Single by Hayden James featuring Graace

from the album Between Us
- Released: 6 October 2017
- Recorded: 2017
- Genre: Electronic;
- Length: 3:37
- Label: Future Classic
- Songwriters: Hayden Luby; Cassian Stewart-Kasima; Grace Pitts;
- Producers: Hayden James; Cassian;

Hayden James singles chronology
| "Just a Lover" (2016) | "Numb" (2017) | "Just Friends" (2018) |

Graace singles chronology
|  | "Numb" (2017) | "Kissing Boys" (2018) |

= Numb (Hayden James song) =

"Numb" is a song by Australian singer Hayden James featuring Sydney-based vocalist Graace. It was released on 6 October 2017 as the lead single from James' debut studio album Between Us (2019). The song has peaked at number 48 on the ARIA Singles Chart.

==Critical reception==
Anmplify said: "'Numb' is a captivating arrangement of velvety vocals, punctuated by crafty synthesisers and an addictive bass line.

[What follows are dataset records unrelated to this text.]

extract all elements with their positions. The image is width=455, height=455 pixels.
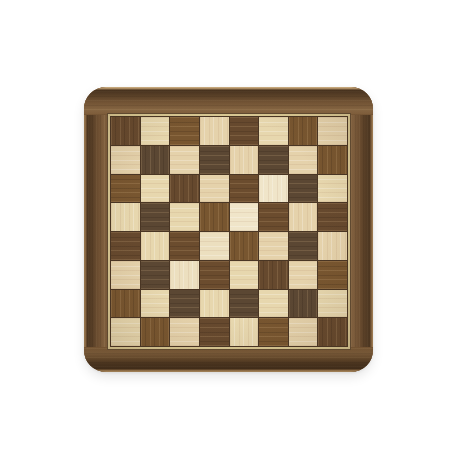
board-square-r3c3 (170, 175, 199, 203)
chessboard (84, 87, 373, 372)
board-square-r4c8 (318, 203, 347, 231)
board-square-r4c4 (200, 203, 229, 231)
board-square-r8c3 (170, 318, 199, 346)
board-square-r6c6 (259, 261, 288, 289)
board-square-r4c7 (289, 203, 318, 231)
board-square-r2c2 (141, 146, 170, 174)
board-square-r1c3 (170, 117, 199, 145)
board-square-r8c8 (318, 318, 347, 346)
board-square-r3c8 (318, 175, 347, 203)
board-square-r7c2 (141, 290, 170, 318)
board-square-r1c6 (259, 117, 288, 145)
board-square-r6c2 (141, 261, 170, 289)
board-square-r7c8 (318, 290, 347, 318)
board-square-r4c6 (259, 203, 288, 231)
board-square-r7c1 (111, 290, 140, 318)
board-square-r6c5 (230, 261, 259, 289)
board-square-r6c7 (289, 261, 318, 289)
board-square-r3c4 (200, 175, 229, 203)
board-square-r3c7 (289, 175, 318, 203)
board-square-r8c6 (259, 318, 288, 346)
board-square-r6c3 (170, 261, 199, 289)
board-square-r3c5 (230, 175, 259, 203)
board-square-r3c1 (111, 175, 140, 203)
board-frame-bottom (84, 347, 373, 372)
board-square-r3c6 (259, 175, 288, 203)
board-square-r1c2 (141, 117, 170, 145)
board-square-r1c7 (289, 117, 318, 145)
board-square-r6c4 (200, 261, 229, 289)
board-square-r8c1 (111, 318, 140, 346)
board-square-r8c2 (141, 318, 170, 346)
product-photo (0, 0, 455, 455)
board-square-r1c1 (111, 117, 140, 145)
board-square-r2c4 (200, 146, 229, 174)
board-frame-top (84, 87, 373, 115)
board-square-r2c1 (111, 146, 140, 174)
board-grid (110, 116, 348, 347)
board-square-r1c5 (230, 117, 259, 145)
board-square-r6c8 (318, 261, 347, 289)
board-inlay-border (107, 113, 351, 350)
board-square-r5c5 (230, 232, 259, 260)
board-square-r2c5 (230, 146, 259, 174)
board-square-r7c3 (170, 290, 199, 318)
board-square-r4c2 (141, 203, 170, 231)
board-square-r5c1 (111, 232, 140, 260)
board-square-r5c2 (141, 232, 170, 260)
board-square-r8c4 (200, 318, 229, 346)
board-square-r7c7 (289, 290, 318, 318)
board-square-r1c8 (318, 117, 347, 145)
board-square-r1c4 (200, 117, 229, 145)
board-square-r4c5 (230, 203, 259, 231)
board-square-r5c6 (259, 232, 288, 260)
board-square-r8c5 (230, 318, 259, 346)
board-square-r6c1 (111, 261, 140, 289)
board-square-r7c4 (200, 290, 229, 318)
board-square-r7c6 (259, 290, 288, 318)
board-square-r2c3 (170, 146, 199, 174)
board-square-r2c6 (259, 146, 288, 174)
board-square-r5c4 (200, 232, 229, 260)
board-square-r5c8 (318, 232, 347, 260)
board-square-r5c3 (170, 232, 199, 260)
board-square-r5c7 (289, 232, 318, 260)
board-square-r2c7 (289, 146, 318, 174)
board-square-r4c3 (170, 203, 199, 231)
board-square-r7c5 (230, 290, 259, 318)
board-square-r2c8 (318, 146, 347, 174)
board-square-r3c2 (141, 175, 170, 203)
board-square-r8c7 (289, 318, 318, 346)
board-square-r4c1 (111, 203, 140, 231)
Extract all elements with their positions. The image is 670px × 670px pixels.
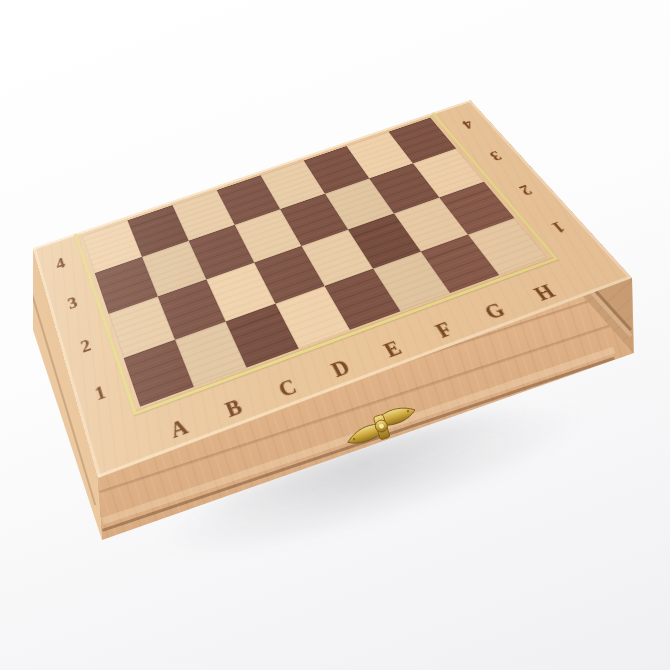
clasp-icon <box>337 395 427 462</box>
product-photo-stage: ABCDEFGH 4321 4321 <box>0 0 670 670</box>
brass-clasp <box>337 395 427 462</box>
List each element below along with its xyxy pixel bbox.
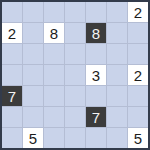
cell-r5c1[interactable]: 7 (2, 86, 22, 106)
cell-r7c6[interactable] (107, 128, 127, 148)
cell-r7c5[interactable] (86, 128, 106, 148)
cell-r1c4[interactable] (65, 2, 85, 22)
cell-r4c7[interactable]: 2 (128, 65, 148, 85)
cell-r7c2[interactable]: 5 (23, 128, 43, 148)
cell-r3c4[interactable] (65, 44, 85, 64)
cell-r6c1[interactable] (2, 107, 22, 127)
cell-r6c6[interactable] (107, 107, 127, 127)
cell-r3c1[interactable] (2, 44, 22, 64)
cell-r4c2[interactable] (23, 65, 43, 85)
cell-r7c1[interactable] (2, 128, 22, 148)
cell-r3c7[interactable] (128, 44, 148, 64)
cell-r1c6[interactable] (107, 2, 127, 22)
cell-r4c3[interactable] (44, 65, 64, 85)
puzzle-board: 2288327755 (0, 0, 150, 150)
cell-r7c4[interactable] (65, 128, 85, 148)
cell-r6c4[interactable] (65, 107, 85, 127)
cell-r5c2[interactable] (23, 86, 43, 106)
cell-r2c2[interactable] (23, 23, 43, 43)
cell-r7c3[interactable] (44, 128, 64, 148)
cell-r4c5[interactable]: 3 (86, 65, 106, 85)
cell-r2c3[interactable]: 8 (44, 23, 64, 43)
cell-r6c2[interactable] (23, 107, 43, 127)
cell-r7c7[interactable]: 5 (128, 128, 148, 148)
cell-r5c4[interactable] (65, 86, 85, 106)
cell-r3c3[interactable] (44, 44, 64, 64)
cell-r6c7[interactable] (128, 107, 148, 127)
cell-r2c6[interactable] (107, 23, 127, 43)
cell-r1c5[interactable] (86, 2, 106, 22)
cell-r2c7[interactable] (128, 23, 148, 43)
cell-r3c2[interactable] (23, 44, 43, 64)
cell-r1c2[interactable] (23, 2, 43, 22)
cell-r2c1[interactable]: 2 (2, 23, 22, 43)
cell-r6c3[interactable] (44, 107, 64, 127)
cell-r3c5[interactable] (86, 44, 106, 64)
cell-r1c1[interactable] (2, 2, 22, 22)
cell-r5c7[interactable] (128, 86, 148, 106)
cell-r4c1[interactable] (2, 65, 22, 85)
cell-r2c4[interactable] (65, 23, 85, 43)
cell-r5c3[interactable] (44, 86, 64, 106)
cell-r5c5[interactable] (86, 86, 106, 106)
cell-r1c3[interactable] (44, 2, 64, 22)
cell-r3c6[interactable] (107, 44, 127, 64)
cell-r5c6[interactable] (107, 86, 127, 106)
cell-r2c5[interactable]: 8 (86, 23, 106, 43)
cell-r1c7[interactable]: 2 (128, 2, 148, 22)
cell-r6c5[interactable]: 7 (86, 107, 106, 127)
cell-r4c4[interactable] (65, 65, 85, 85)
cell-r4c6[interactable] (107, 65, 127, 85)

The refined track begins slow with a buoyant melody, only to build into an infectious jam, dripping with emotion."

==Track listing==
Digital download
1. "Numb" – 3:37

Digital download
1. "Numb" – 3:37
2. "Numb" (Friend Within remix) – 5:18
3. "Numb" (Pluko remix) – 3:34

==Charts==

| Chart (2017) | Peak position |
|---|---|
| Australia (ARIA) | 48 |
| Australian Artist Singles (ARIA) | 6 |

==Certifications==

| Region | Certification | Certified units/sales |
| Australia (ARIA) | 3× Platinum | 210,000^{‡} |
| New Zealand (RMNZ) | Platinum | 30,000^{‡} |
^{‡} Sales+streaming figures based on certification alone.